Bangsa Arab sejak dahulu sudah mengenal
pengetahuan tentang ilmu astronomi. Keadaan mereka yang hidup di gurun pasir
dan kecintaan mereka terhadap bintang-bintang, membuat mereka hobi dalam
mempelajari ilmu perbintangan tersebut. Misalnya untuk mengetahui terbit dan
terbenamnya matahari, juga untuk mengetahui pergantian musim. Bangsa Kaidan
(Babilon) adalah guru dunia bagi ilmu astronomi, pada waktu tentara Persia
menyerbu negeri Babilon, sebagian dari mereka termasuk ahli ilmu astronomi
mengungsi ke negeri-negeri Arab, dari mereka lah orang Arab mempelajari ilmu
astronomi.[13] Pengaruh dari bangsa lain juga dapat diterima
orang-orang Arab, khususnya dalam ilmu astronomi. Sehingga menjadikan kebiasaan
dari bangsa Babilon tersebut mempengaruhi orang-orang Arab untuk mempelajarinya.
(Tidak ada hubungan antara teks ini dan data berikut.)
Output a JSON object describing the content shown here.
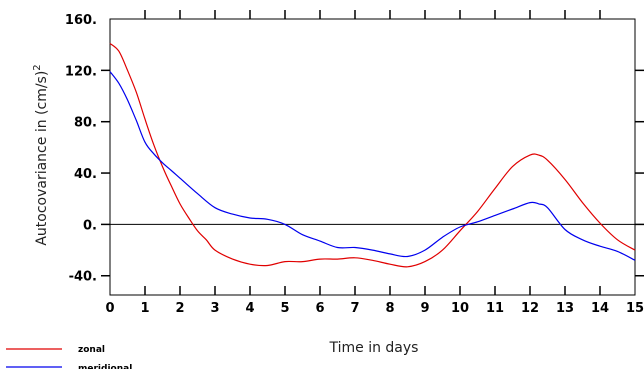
{
  "chart_data": {
    "type": "line",
    "xlabel": "Time in days",
    "ylabel": "Autocovariance in (cm/s)",
    "ylabel_superscript": "2",
    "xlim": [
      0,
      15
    ],
    "ylim": [
      -55,
      160
    ],
    "x_ticks": [
      "0",
      "1",
      "2",
      "3",
      "4",
      "5",
      "6",
      "7",
      "8",
      "9",
      "10",
      "11",
      "12",
      "13",
      "14",
      "15"
    ],
    "y_ticks": [
      "160.",
      "120.",
      "80.",
      "40.",
      "0.",
      "-40."
    ],
    "zero_line": true,
    "grid": false,
    "series": [
      {
        "name": "zonal",
        "color": "#e00000",
        "x": [
          0,
          0.25,
          0.5,
          0.75,
          1,
          1.25,
          1.5,
          1.75,
          2,
          2.25,
          2.5,
          2.75,
          3,
          3.5,
          4,
          4.5,
          5,
          5.5,
          6,
          6.5,
          7,
          7.5,
          8,
          8.5,
          9,
          9.5,
          10,
          10.5,
          11,
          11.5,
          12,
          12.25,
          12.5,
          13,
          13.5,
          14,
          14.5,
          15
        ],
        "y": [
          141,
          135,
          120,
          103,
          82,
          62,
          45,
          30,
          16,
          5,
          -5,
          -12,
          -20,
          -27,
          -31,
          -32,
          -29,
          -29,
          -27,
          -27,
          -26,
          -28,
          -31,
          -33,
          -29,
          -20,
          -5,
          10,
          28,
          45,
          54,
          54,
          50,
          35,
          17,
          1,
          -12,
          -20
        ]
      },
      {
        "name": "meridional",
        "color": "#0000ee",
        "x": [
          0,
          0.25,
          0.5,
          0.75,
          1,
          1.25,
          1.5,
          1.75,
          2,
          2.5,
          3,
          3.5,
          4,
          4.5,
          5,
          5.5,
          6,
          6.5,
          7,
          7.5,
          8,
          8.5,
          9,
          9.5,
          10,
          10.5,
          11,
          11.5,
          12,
          12.25,
          12.5,
          13,
          13.5,
          14,
          14.5,
          15
        ],
        "y": [
          119,
          110,
          97,
          81,
          64,
          55,
          48,
          42,
          36,
          24,
          13,
          8,
          5,
          4,
          0,
          -8,
          -13,
          -18,
          -18,
          -20,
          -23,
          -25,
          -20,
          -10,
          -2,
          2,
          7,
          12,
          17,
          16,
          13,
          -4,
          -12,
          -17,
          -21,
          -28
        ]
      }
    ],
    "legend_placement": "bottom-left"
  }
}
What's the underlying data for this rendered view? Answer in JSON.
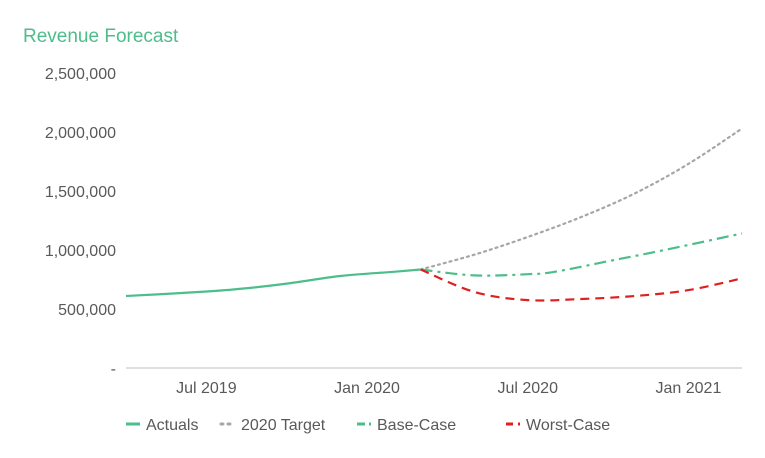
{
  "chart_data": {
    "type": "line",
    "title": "Revenue Forecast",
    "xlabel": "",
    "ylabel": "",
    "ylim": [
      0,
      2500000
    ],
    "xlim": [
      "2019-04",
      "2021-03"
    ],
    "x_ticks": [
      {
        "date": "2019-07",
        "label": "Jul 2019"
      },
      {
        "date": "2020-01",
        "label": "Jan 2020"
      },
      {
        "date": "2020-07",
        "label": "Jul 2020"
      },
      {
        "date": "2021-01",
        "label": "Jan 2021"
      }
    ],
    "y_ticks": [
      {
        "value": 0,
        "label": "-"
      },
      {
        "value": 500000,
        "label": "500,000"
      },
      {
        "value": 1000000,
        "label": "1,000,000"
      },
      {
        "value": 1500000,
        "label": "1,500,000"
      },
      {
        "value": 2000000,
        "label": "2,000,000"
      },
      {
        "value": 2500000,
        "label": "2,500,000"
      }
    ],
    "grid": false,
    "legend_position": "bottom",
    "series": [
      {
        "name": "Actuals",
        "style": "solid",
        "color": "#4dbd8a",
        "points": [
          {
            "x": "2019-04",
            "y": 610000
          },
          {
            "x": "2019-06",
            "y": 635000
          },
          {
            "x": "2019-08",
            "y": 665000
          },
          {
            "x": "2019-10",
            "y": 715000
          },
          {
            "x": "2019-12",
            "y": 780000
          },
          {
            "x": "2020-02",
            "y": 815000
          },
          {
            "x": "2020-03",
            "y": 835000
          }
        ]
      },
      {
        "name": "2020 Target",
        "style": "dotted",
        "color": "#a6a6a6",
        "points": [
          {
            "x": "2020-03",
            "y": 835000
          },
          {
            "x": "2020-05",
            "y": 960000
          },
          {
            "x": "2020-07",
            "y": 1110000
          },
          {
            "x": "2020-09",
            "y": 1280000
          },
          {
            "x": "2020-11",
            "y": 1480000
          },
          {
            "x": "2021-01",
            "y": 1730000
          },
          {
            "x": "2021-03",
            "y": 2030000
          }
        ]
      },
      {
        "name": "Base-Case",
        "style": "dashdot",
        "color": "#4dbd8a",
        "points": [
          {
            "x": "2020-03",
            "y": 835000
          },
          {
            "x": "2020-05",
            "y": 785000
          },
          {
            "x": "2020-07",
            "y": 795000
          },
          {
            "x": "2020-08",
            "y": 815000
          },
          {
            "x": "2020-10",
            "y": 905000
          },
          {
            "x": "2020-12",
            "y": 995000
          },
          {
            "x": "2021-03",
            "y": 1140000
          }
        ]
      },
      {
        "name": "Worst-Case",
        "style": "dashed",
        "color": "#e02020",
        "points": [
          {
            "x": "2020-03",
            "y": 835000
          },
          {
            "x": "2020-05",
            "y": 645000
          },
          {
            "x": "2020-07",
            "y": 575000
          },
          {
            "x": "2020-09",
            "y": 585000
          },
          {
            "x": "2020-11",
            "y": 610000
          },
          {
            "x": "2021-01",
            "y": 660000
          },
          {
            "x": "2021-03",
            "y": 760000
          }
        ]
      }
    ]
  },
  "colors": {
    "title": "#4dbd8a",
    "axis": "#595959",
    "tick_text": "#595959"
  }
}
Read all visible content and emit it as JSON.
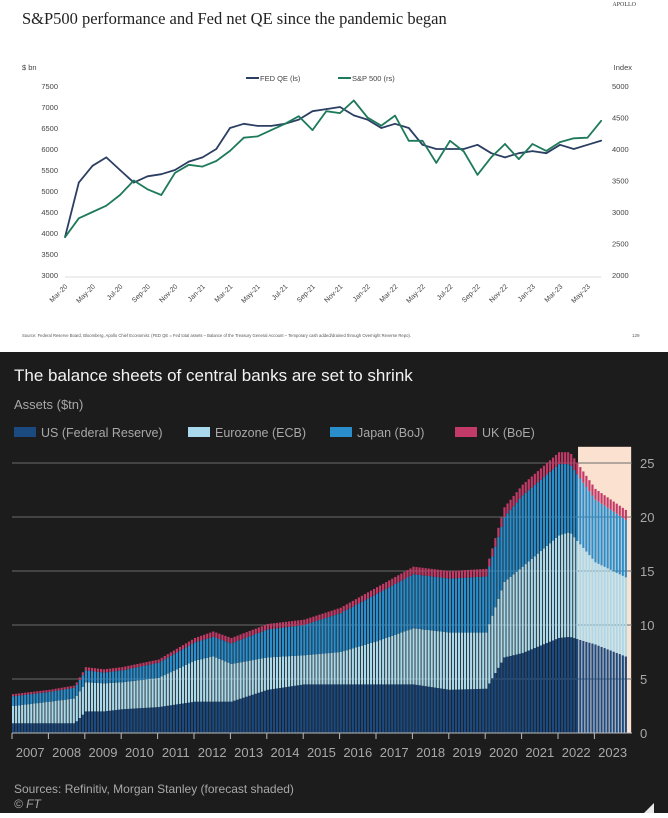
{
  "chart_data": [
    {
      "type": "line",
      "title": "S&P500 performance and Fed net QE since the pandemic began",
      "logo": "APOLLO",
      "ylabel_left": "$ bn",
      "ylabel_right": "Index",
      "ylim_left": [
        3000,
        7500
      ],
      "ylim_right": [
        2000,
        5000
      ],
      "yticks_left": [
        "7500",
        "7000",
        "6500",
        "6000",
        "5500",
        "5000",
        "4500",
        "4000",
        "3500",
        "3000"
      ],
      "yticks_right": [
        "5000",
        "4500",
        "4000",
        "3500",
        "3000",
        "2500",
        "2000"
      ],
      "xticks": [
        "Mar-20",
        "May-20",
        "Jul-20",
        "Sep-20",
        "Nov-20",
        "Jan-21",
        "Mar-21",
        "May-21",
        "Jul-21",
        "Sep-21",
        "Nov-21",
        "Jan-22",
        "Mar-22",
        "May-22",
        "Jul-22",
        "Sep-22",
        "Nov-22",
        "Jan-23",
        "Mar-23",
        "May-23"
      ],
      "legend_placement": "top-center",
      "grid": false,
      "source": "Source: Federal Reserve Board, Bloomberg, Apollo Chief Economist. (FED QE = Fed total assets – Balance of the Treasury General Account – Temporary cash added/drained through Overnight Reverse Repo).",
      "page_number": "129",
      "x": [
        "2020-03",
        "2020-04",
        "2020-05",
        "2020-06",
        "2020-07",
        "2020-08",
        "2020-09",
        "2020-10",
        "2020-11",
        "2020-12",
        "2021-01",
        "2021-02",
        "2021-03",
        "2021-04",
        "2021-05",
        "2021-06",
        "2021-07",
        "2021-08",
        "2021-09",
        "2021-10",
        "2021-11",
        "2021-12",
        "2022-01",
        "2022-02",
        "2022-03",
        "2022-04",
        "2022-05",
        "2022-06",
        "2022-07",
        "2022-08",
        "2022-09",
        "2022-10",
        "2022-11",
        "2022-12",
        "2023-01",
        "2023-02",
        "2023-03",
        "2023-04",
        "2023-05",
        "2023-06"
      ],
      "series": [
        {
          "name": "FED QE (ls)",
          "axis": "left",
          "color": "#2b3f63",
          "values": [
            3900,
            5200,
            5600,
            5800,
            5500,
            5200,
            5350,
            5400,
            5500,
            5700,
            5800,
            6000,
            6500,
            6600,
            6550,
            6550,
            6600,
            6700,
            6900,
            6950,
            7000,
            6800,
            6700,
            6500,
            6600,
            6500,
            6100,
            6000,
            6000,
            6000,
            6100,
            5900,
            5800,
            5900,
            5950,
            5900,
            6100,
            6000,
            6100,
            6200
          ]
        },
        {
          "name": "S&P 500 (rs)",
          "axis": "right",
          "color": "#1e7a5a",
          "values": [
            2600,
            2900,
            3000,
            3100,
            3270,
            3500,
            3360,
            3270,
            3620,
            3750,
            3720,
            3810,
            3970,
            4180,
            4200,
            4300,
            4400,
            4520,
            4300,
            4600,
            4570,
            4770,
            4500,
            4370,
            4530,
            4130,
            4130,
            3780,
            4130,
            3960,
            3590,
            3870,
            4080,
            3840,
            4080,
            3970,
            4110,
            4170,
            4180,
            4450
          ]
        }
      ]
    },
    {
      "type": "bar",
      "stacked": true,
      "title": "The balance sheets of central banks are set to shrink",
      "ylabel": "Assets ($tn)",
      "ylim": [
        0,
        25
      ],
      "yticks": [
        "0",
        "5",
        "10",
        "15",
        "20",
        "25"
      ],
      "xticks": [
        "2007",
        "2008",
        "2009",
        "2010",
        "2011",
        "2012",
        "2013",
        "2014",
        "2015",
        "2016",
        "2017",
        "2018",
        "2019",
        "2020",
        "2021",
        "2022",
        "2023"
      ],
      "grid": true,
      "legend_placement": "top-left",
      "forecast_start": 2022.55,
      "forecast_color": "#fbe2d0",
      "source": "Sources: Refinitiv, Morgan Stanley (forecast shaded)",
      "credit": "© FT",
      "x": [
        2007.0,
        2008.0,
        2008.7,
        2009.0,
        2009.5,
        2010.0,
        2011.0,
        2012.0,
        2012.5,
        2013.0,
        2014.0,
        2015.0,
        2016.0,
        2017.0,
        2018.0,
        2019.0,
        2020.0,
        2020.5,
        2021.0,
        2022.0,
        2022.3,
        2023.0,
        2023.9
      ],
      "series": [
        {
          "name": "US (Federal Reserve)",
          "color": "#1b4a80",
          "values": [
            0.9,
            0.9,
            0.9,
            2.0,
            2.0,
            2.2,
            2.4,
            2.9,
            2.9,
            2.9,
            4.0,
            4.5,
            4.5,
            4.5,
            4.5,
            4.0,
            4.1,
            7.0,
            7.4,
            8.8,
            8.9,
            8.2,
            7.0
          ]
        },
        {
          "name": "Eurozone (ECB)",
          "color": "#a9d9ec",
          "values": [
            1.6,
            2.0,
            2.3,
            2.7,
            2.6,
            2.5,
            2.7,
            3.8,
            4.2,
            3.5,
            3.0,
            2.7,
            3.0,
            4.0,
            5.2,
            5.3,
            5.2,
            7.0,
            8.0,
            9.5,
            9.7,
            7.6,
            7.3
          ]
        },
        {
          "name": "Japan (BoJ)",
          "color": "#2a8dcc",
          "values": [
            0.9,
            0.9,
            1.0,
            1.1,
            1.0,
            1.1,
            1.4,
            1.7,
            1.8,
            1.9,
            2.6,
            2.8,
            3.6,
            4.4,
            5.0,
            5.0,
            5.2,
            6.0,
            6.6,
            6.6,
            6.3,
            5.8,
            5.3
          ]
        },
        {
          "name": "UK (BoE)",
          "color": "#c23a67",
          "values": [
            0.2,
            0.2,
            0.2,
            0.3,
            0.3,
            0.3,
            0.3,
            0.4,
            0.5,
            0.5,
            0.5,
            0.5,
            0.5,
            0.6,
            0.7,
            0.7,
            0.7,
            0.9,
            1.0,
            1.1,
            1.1,
            1.0,
            0.9
          ]
        }
      ]
    }
  ]
}
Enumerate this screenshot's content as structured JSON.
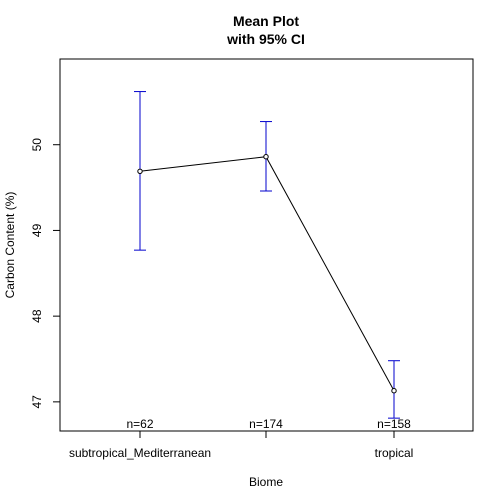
{
  "chart_data": {
    "type": "line",
    "title_line1": "Mean Plot",
    "title_line2": "with 95% CI",
    "xlabel": "Biome",
    "ylabel": "Carbon Content (%)",
    "categories": [
      "subtropical_Mediterranean",
      "",
      "tropical"
    ],
    "means": [
      49.69,
      49.86,
      47.13
    ],
    "ci_lower": [
      48.77,
      49.46,
      46.81
    ],
    "ci_upper": [
      50.62,
      50.27,
      47.48
    ],
    "counts": [
      "n=62",
      "n=174",
      "n=158"
    ],
    "yticks": [
      47,
      48,
      49,
      50
    ],
    "ytick_labels": [
      "47",
      "48",
      "49",
      "50"
    ],
    "ylim": [
      46.66,
      51.0
    ],
    "grid": false,
    "line_color": "#000000",
    "ci_color": "#0000cd"
  }
}
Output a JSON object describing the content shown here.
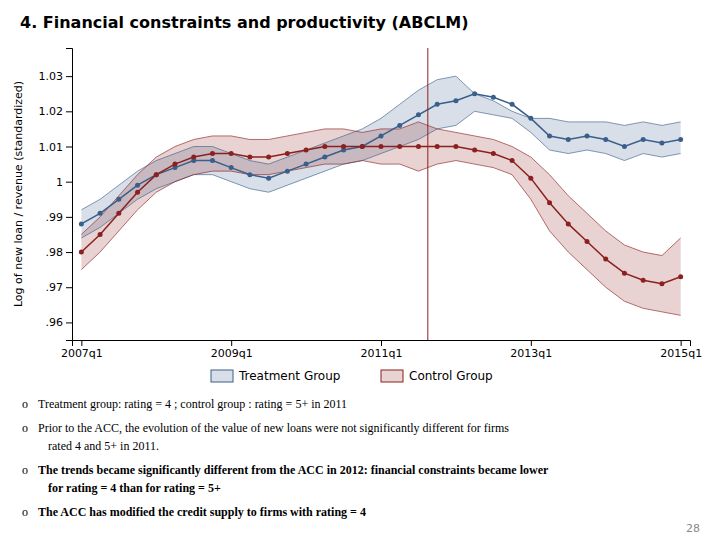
{
  "chart_data": {
    "type": "line",
    "title": "4. Financial constraints and productivity (ABCLM)",
    "y_label": "Log of new loan / revenue (standardized)",
    "categories": [
      "2007q1",
      null,
      null,
      null,
      null,
      null,
      null,
      null,
      "2009q1",
      null,
      null,
      null,
      null,
      null,
      null,
      null,
      "2011q1",
      null,
      null,
      null,
      null,
      null,
      null,
      null,
      "2013q1",
      null,
      null,
      null,
      null,
      null,
      null,
      null,
      "2015q1"
    ],
    "ylim": [
      0.955,
      1.038
    ],
    "yticks": [
      {
        "value": 0.96,
        "label": ".96"
      },
      {
        "value": 0.97,
        "label": ".97"
      },
      {
        "value": 0.98,
        "label": ".98"
      },
      {
        "value": 0.99,
        "label": ".99"
      },
      1,
      1.01,
      1.02,
      1.03
    ],
    "grid": false,
    "legend": "bottom",
    "series": [
      {
        "name": "Treatment Group",
        "color": "#3a5f8a",
        "marker": "circle",
        "values": [
          0.988,
          0.991,
          0.995,
          0.999,
          1.002,
          1.004,
          1.006,
          1.006,
          1.004,
          1.002,
          1.001,
          1.003,
          1.005,
          1.007,
          1.009,
          1.01,
          1.013,
          1.016,
          1.019,
          1.022,
          1.023,
          1.025,
          1.024,
          1.022,
          1.018,
          1.013,
          1.012,
          1.013,
          1.012,
          1.01,
          1.012,
          1.011,
          1.012
        ],
        "upper": [
          0.992,
          0.995,
          0.999,
          1.003,
          1.006,
          1.008,
          1.01,
          1.01,
          1.008,
          1.006,
          1.005,
          1.007,
          1.009,
          1.011,
          1.013,
          1.015,
          1.018,
          1.022,
          1.026,
          1.029,
          1.03,
          1.025,
          1.023,
          1.02,
          1.018,
          1.018,
          1.017,
          1.017,
          1.017,
          1.016,
          1.017,
          1.016,
          1.017
        ],
        "lower": [
          0.984,
          0.987,
          0.991,
          0.995,
          0.998,
          1.0,
          1.002,
          1.002,
          1.0,
          0.998,
          0.997,
          0.999,
          1.001,
          1.003,
          1.005,
          1.006,
          1.008,
          1.01,
          1.012,
          1.015,
          1.016,
          1.02,
          1.019,
          1.018,
          1.014,
          1.009,
          1.008,
          1.009,
          1.008,
          1.006,
          1.008,
          1.007,
          1.008
        ]
      },
      {
        "name": "Control Group",
        "color": "#8b2020",
        "marker": "circle",
        "values": [
          0.98,
          0.985,
          0.991,
          0.997,
          1.002,
          1.005,
          1.007,
          1.008,
          1.008,
          1.007,
          1.007,
          1.008,
          1.009,
          1.01,
          1.01,
          1.01,
          1.01,
          1.01,
          1.01,
          1.01,
          1.01,
          1.009,
          1.008,
          1.006,
          1.001,
          0.994,
          0.988,
          0.983,
          0.978,
          0.974,
          0.972,
          0.971,
          0.973
        ],
        "upper": [
          0.985,
          0.99,
          0.996,
          1.002,
          1.007,
          1.01,
          1.012,
          1.013,
          1.013,
          1.012,
          1.012,
          1.013,
          1.014,
          1.015,
          1.015,
          1.014,
          1.015,
          1.015,
          1.017,
          1.015,
          1.014,
          1.013,
          1.012,
          1.01,
          1.007,
          1.002,
          0.996,
          0.991,
          0.986,
          0.982,
          0.98,
          0.979,
          0.984
        ],
        "lower": [
          0.975,
          0.98,
          0.986,
          0.992,
          0.997,
          1.0,
          1.002,
          1.003,
          1.003,
          1.002,
          1.002,
          1.003,
          1.004,
          1.005,
          1.005,
          1.006,
          1.005,
          1.005,
          1.003,
          1.005,
          1.006,
          1.005,
          1.004,
          1.002,
          0.995,
          0.986,
          0.98,
          0.975,
          0.97,
          0.966,
          0.964,
          0.963,
          0.962
        ]
      }
    ],
    "vline": {
      "x": 18.5,
      "color": "#8b2020"
    },
    "annotations": [
      {
        "bullet": "o",
        "bold": false,
        "lines": [
          "Treatment group: rating = 4 ; control group : rating = 5+ in 2011"
        ]
      },
      {
        "bullet": "o",
        "bold": false,
        "lines": [
          "Prior to the ACC, the evolution of the value of new loans were not significantly different for firms",
          "rated 4 and 5+ in 2011."
        ]
      },
      {
        "bullet": "o",
        "bold": true,
        "lines": [
          "The trends became significantly different from the ACC in 2012: financial constraints became lower",
          "for rating = 4 than for rating = 5+"
        ]
      },
      {
        "bullet": "o",
        "bold": true,
        "lines": [
          "The ACC has modified the credit supply to firms with rating = 4"
        ]
      }
    ],
    "page_number": "28"
  }
}
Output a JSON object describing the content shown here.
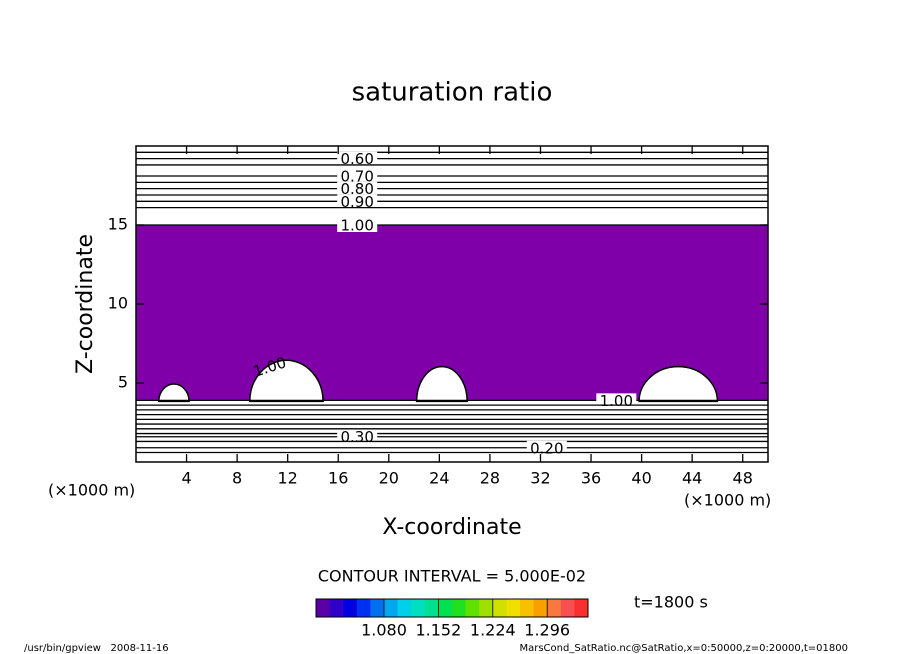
{
  "chart_data": {
    "type": "contour",
    "title": "saturation ratio",
    "xlabel": "X-coordinate",
    "ylabel": "Z-coordinate",
    "x_unit": "(×1000 m)",
    "y_unit": "(×1000 m)",
    "xlim": [
      0,
      50
    ],
    "ylim": [
      0,
      20
    ],
    "xticks": [
      4,
      8,
      12,
      16,
      20,
      24,
      28,
      32,
      36,
      40,
      44,
      48
    ],
    "yticks": [
      5,
      10,
      15
    ],
    "fill_color": "#7f00a8",
    "fill_range": [
      3.9,
      15
    ],
    "clear_regions": [
      {
        "x0": 1.8,
        "x1": 4.2,
        "top": 5.0
      },
      {
        "x0": 9.0,
        "x1": 14.8,
        "top": 6.5,
        "label": "1.00"
      },
      {
        "x0": 22.2,
        "x1": 26.2,
        "top": 6.1
      },
      {
        "x0": 39.8,
        "x1": 46.0,
        "top": 6.1
      }
    ],
    "contours": [
      {
        "z": 19.6
      },
      {
        "z": 19.2,
        "label": "0.60",
        "label_x": 17.5
      },
      {
        "z": 18.8
      },
      {
        "z": 18.1,
        "label": "0.70",
        "label_x": 17.5
      },
      {
        "z": 17.7
      },
      {
        "z": 17.3,
        "label": "0.80",
        "label_x": 17.5
      },
      {
        "z": 16.9
      },
      {
        "z": 16.5,
        "label": "0.90",
        "label_x": 17.5
      },
      {
        "z": 16.1
      },
      {
        "z": 15.0,
        "label": "1.00",
        "label_x": 17.5
      },
      {
        "z": 3.9,
        "label": "1.00",
        "label_x": 38.0
      },
      {
        "z": 3.6
      },
      {
        "z": 3.3
      },
      {
        "z": 3.0
      },
      {
        "z": 2.7
      },
      {
        "z": 2.4
      },
      {
        "z": 2.1
      },
      {
        "z": 1.8
      },
      {
        "z": 1.6,
        "label": "0.30",
        "label_x": 17.5
      },
      {
        "z": 1.3
      },
      {
        "z": 0.9,
        "label": "0.20",
        "label_x": 32.5
      },
      {
        "z": 0.6
      }
    ],
    "contour_interval": "CONTOUR INTERVAL = 5.000E-02",
    "time_label": "t=1800 s",
    "colorbar": {
      "lim": [
        0.99,
        1.35
      ],
      "ticks": [
        {
          "value": 1.08,
          "label": "1.080"
        },
        {
          "value": 1.152,
          "label": "1.152"
        },
        {
          "value": 1.224,
          "label": "1.224"
        },
        {
          "value": 1.296,
          "label": "1.296"
        }
      ],
      "colors": [
        "#5a00a8",
        "#3000c8",
        "#0000e0",
        "#0030f0",
        "#0070f0",
        "#00a8f0",
        "#00d0e8",
        "#00e0c0",
        "#00e090",
        "#00e050",
        "#20e020",
        "#60e000",
        "#a0e000",
        "#d0e000",
        "#f0e000",
        "#f8c000",
        "#f8a000",
        "#f87840",
        "#f85050",
        "#f83030"
      ]
    },
    "footer_left": "/usr/bin/gpview   2008-11-16",
    "footer_right": "MarsCond_SatRatio.nc@SatRatio,x=0:50000,z=0:20000,t=01800"
  }
}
Masyarakat Arab sangat menghargai
orang-orang yang pandai dalam mengarang syair-syair. Dalam mengarang dan
mendengarkan syair-syair yang dilantunkan si pengarang syair, telah menjadi
kebiasaan dari masyarakat Arab. Misalnya menceritakan tentang masyarakat
pedalaman, kisah-kisah orang dahulu ataupun syair-syair pujian. Puncak
kebudayaan Arab justru berangkat dari kemampuannya yang tidak bersifat
kekerasan, yakni berbahasa lisan.[14]
Kepandaian dalam mengadu bicara dapat menggantikan peperangan secara fisik,
yakni mereka saling berlomba-lomba mengarang dan membuat syair-syair. Supaya
dapat dihargai dan dihormati orang-orang Arab, sehingga menjadikan mereka
terbiasa bersaing dalam mengarang syair-syair yang bagus.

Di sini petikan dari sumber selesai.